My noble friends Lady Jolly and Lord Ribeiro and the noble Lord, Lord Warner, spoke about reconfiguration. Although I have extensive notes on that important subject, I suspect that there is not time to cover it now. However, we will no doubt return to it, as we will to the many questions asked of me by the noble Baroness, Lady Pitkeathley.
I shall cover a couple of smaller issues. My noble friend Lady Jolly asked whether directors of public health would report directly to the chief executive of a local authority. We expect directors of public health to be of chief officer status and to report directly to the chief executives of local authorities. We are engaging with local government and public health stakeholders about how best to ensure that they have appropriate status.

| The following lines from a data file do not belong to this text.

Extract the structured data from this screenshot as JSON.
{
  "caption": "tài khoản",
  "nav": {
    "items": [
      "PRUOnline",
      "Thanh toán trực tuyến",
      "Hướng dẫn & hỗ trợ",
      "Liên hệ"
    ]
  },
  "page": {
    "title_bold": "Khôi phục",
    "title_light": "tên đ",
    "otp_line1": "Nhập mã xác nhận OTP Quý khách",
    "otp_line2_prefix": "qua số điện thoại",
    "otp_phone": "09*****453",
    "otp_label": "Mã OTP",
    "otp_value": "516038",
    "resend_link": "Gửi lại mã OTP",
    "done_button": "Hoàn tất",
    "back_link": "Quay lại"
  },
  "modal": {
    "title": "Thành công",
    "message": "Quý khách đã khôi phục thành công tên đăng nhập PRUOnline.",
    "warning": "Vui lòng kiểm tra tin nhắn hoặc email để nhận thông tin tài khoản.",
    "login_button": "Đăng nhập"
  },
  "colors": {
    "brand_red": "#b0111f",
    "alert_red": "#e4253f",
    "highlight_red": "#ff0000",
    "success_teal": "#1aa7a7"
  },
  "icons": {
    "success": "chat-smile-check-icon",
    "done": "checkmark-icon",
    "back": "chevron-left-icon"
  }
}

Now that the Bill has passed to this House, I look forward to the debates that we will have in the weeks and months ahead. In preparation for those, my office will be in touch with interested Peers to arrange briefings with the Bill team and Library officials about any of the issues that we have been debating today and indeed any others that are troubling noble Lords. Those are likely to take place between Second Reading and Committee.
On the question of organigrams, I refer the noble Baroness to the original White Paper that we published, which contains a rather good one. We will also shortly be publishing a statement of accountabilities in the NHS, which will set out the roles and responsibilities of each organisation in the system.
Thanks to the excellent work of members of the Future Forum, the Bill has the potential to free clinicians to lead, to enable patients to take control and to focus the NHS on improving the quality of outcomes—principles that I hope we can all agree upon as we move forward to the next very interesting stage of the parliamentary process.